23 Eylül 2010 Perşembe

Ben Bir Yolculuk Yaptım - Bozcaada

''İnsan yaşadığı yere benzer  
O yerin suyuna, o yerin toprağına benzer  
Suyunda yüzen balığa  
Toprağını iten çiçeğe  
Dağlarının, tepelerinin dumanlı eğimine  
Konyanın beyaz  
Antebin kırmızı düzlüğüne benzer  
Göğüne benzer ki gözyaşları mavidir  
Denize benzer ki dalgalıdır bakışları  
Evlerine, sokaklarına, köşebaşlarına  
Öylesine benzer ki  Ve avlularına ...'' Edip Cansever 


Bozcaada gezimize pırıl pırıl bir İstanbul sabahının ilk ışıklarında yola koyularak başlıyoruz.
Sabahın ilk saatlerinde kaç kişi görmüştür Halic'i gün henüz doğmuşken,ama işe yetişme telaşı ile değil , yaşadığı şehre birde bu saatte bakmak için kaç kişi bakmıştır.Tıpkı gün yeni doğmuşken öyle önemli bir sebeptende değil sadece çişe gitmek için kalktığında yanında uyuyan sevgilin yüzünü daha doğrusu o saatteki yüzünü, o hep bildiğini sandığın yüzünü ilk kez görürsün ya '' O bu yüzünü hiç görmemiştir.'' işte onun gibi kaç kişi görmüştür. Ben ilk kez gördüm. Size bu görüntüyü tabi ki anlatmayacağım,bildiğim kelimeler tarife yetmeyecektir,ancak bir gün yine sabahın ilk ışıklarıyla kalkıp sadece bu görüntünün peşine düşeceğim fotoğraf makinemle, o zaman bu görüntüleri'de yine sizinle paylaşacağımdan şüpheniz olmasın.
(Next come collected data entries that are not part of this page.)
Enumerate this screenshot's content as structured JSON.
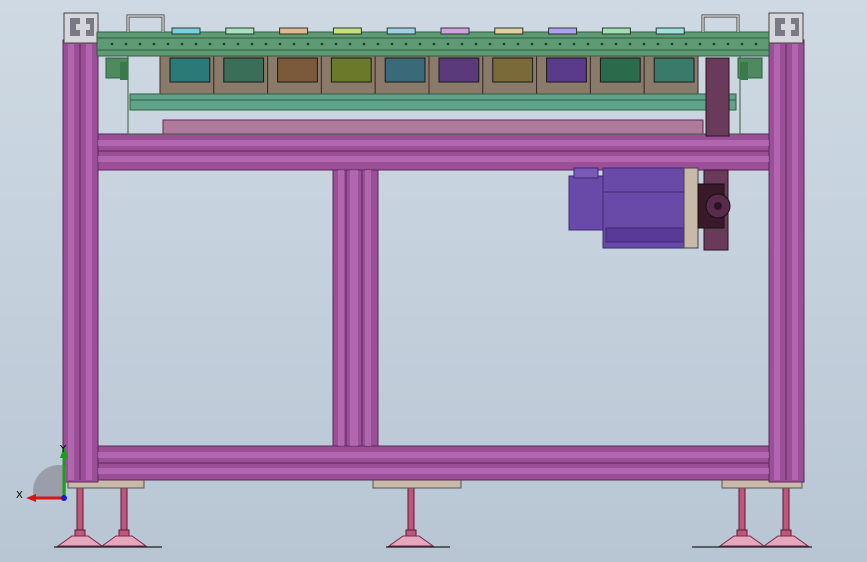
{
  "triad": {
    "x_label": "X",
    "y_label": "Y",
    "x_color": "#d01818",
    "y_color": "#18a018",
    "z_color": "#1a1ad0"
  },
  "colors": {
    "frame": "#9a4f97",
    "frame_dark": "#5b2a5a",
    "frame_light": "#c77ac4",
    "top_plate": "#5e9a73",
    "top_plate_dark": "#2f5e40",
    "rail": "#5fa48a",
    "motor": "#6a4aa8",
    "motor_dark": "#3d2a70",
    "foot": "#c2557a",
    "foot_pad": "#e4a7bc",
    "base_plate": "#c9b9a8",
    "background_top": "#ced9e3",
    "background_bottom": "#b8c5d3"
  },
  "module_colors": [
    "#2b7a78",
    "#3b6e58",
    "#7a5a3a",
    "#6a7a2a",
    "#3a6a7a",
    "#5a3a7a",
    "#7a6a3a",
    "#5a3a8a",
    "#2b6a4a",
    "#3a7a6a"
  ],
  "clip_colors": [
    "#7ad0e0",
    "#a8e0c0",
    "#e0b890",
    "#c8e080",
    "#a0d0e8",
    "#d0a0e0",
    "#e0d0a0",
    "#b0a0f0",
    "#a0e0b0",
    "#a0e0e0"
  ]
}
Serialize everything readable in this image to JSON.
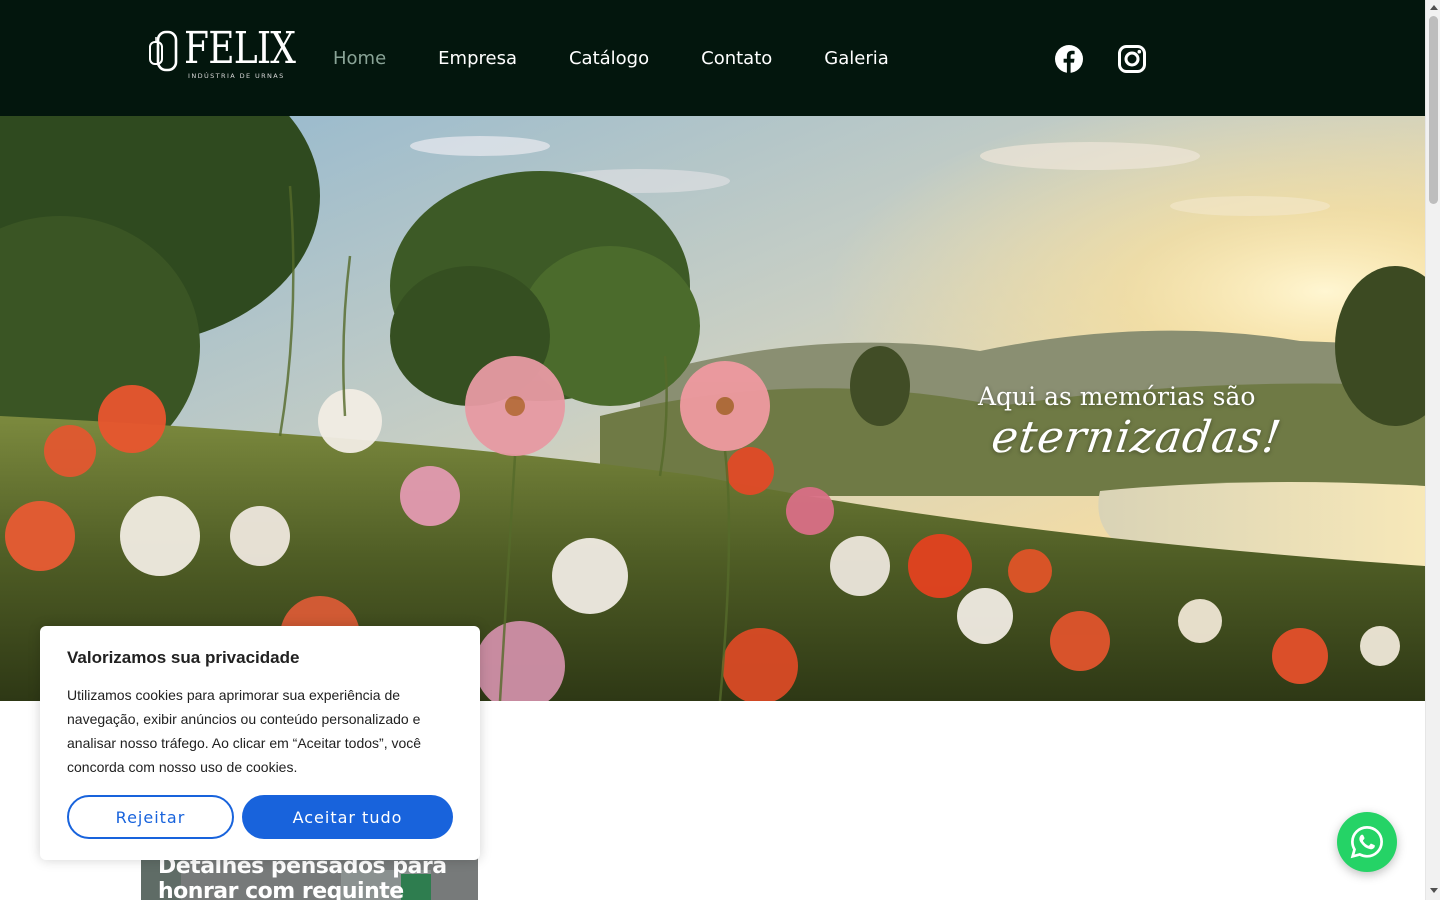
{
  "brand": {
    "name": "FELIX",
    "tagline": "INDÚSTRIA DE URNAS"
  },
  "nav": {
    "items": [
      {
        "label": "Home",
        "active": true
      },
      {
        "label": "Empresa",
        "active": false
      },
      {
        "label": "Catálogo",
        "active": false
      },
      {
        "label": "Contato",
        "active": false
      },
      {
        "label": "Galeria",
        "active": false
      }
    ]
  },
  "social": {
    "icons": [
      "facebook-icon",
      "instagram-icon"
    ]
  },
  "hero": {
    "title": "Aqui as memórias são",
    "script": "eternizadas!"
  },
  "teaser": {
    "title": "Detalhes pensados para honrar com requinte"
  },
  "cookie_banner": {
    "title": "Valorizamos sua privacidade",
    "text": "Utilizamos cookies para aprimorar sua experiência de navegação, exibir anúncios ou conteúdo personalizado e analisar nosso tráfego. Ao clicar em “Aceitar todos”, você concorda com nosso uso de cookies.",
    "reject_label": "Rejeitar",
    "accept_label": "Aceitar tudo"
  },
  "colors": {
    "header_bg": "#03160d",
    "nav_active": "#8aa497",
    "accent_blue": "#1863dc",
    "whatsapp_green": "#25d366"
  },
  "floating": {
    "icon": "whatsapp-icon"
  }
}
Bu kadar konuştum ama bir türlü İstanbul'dan çıkamadım tamam sizi fazla sıkmadan 5  saat süren yolculuğumuzu anlatmıyor direk Bozcaadaya geçiyorum (bu kıyağımıda unutmayın)


Bozcaada'ya bu benim üçüncü gelişim  Geyikli iskelesinde feribot beklerken sahildeki çay bahçesinde bira içmek hayatımda üç kez uygulayabildiğim en büyük zevklerimdendir.Feribota binince normalde 45-50 dakika süren yol sanki bir sigara içimi sürede sona eriyor yada bana öyle geliyor feribot'un adaya yavaş yavaş yaklaşması önce adanın tepesindeki vericilerin daha sonra kalenin ve evlerin, git gide kayıkların ve en sonunda insanların görünmesi...


Ne demişti Edip Cansever sözümüze başlarken '' İnsan yaşadığı yere benzer...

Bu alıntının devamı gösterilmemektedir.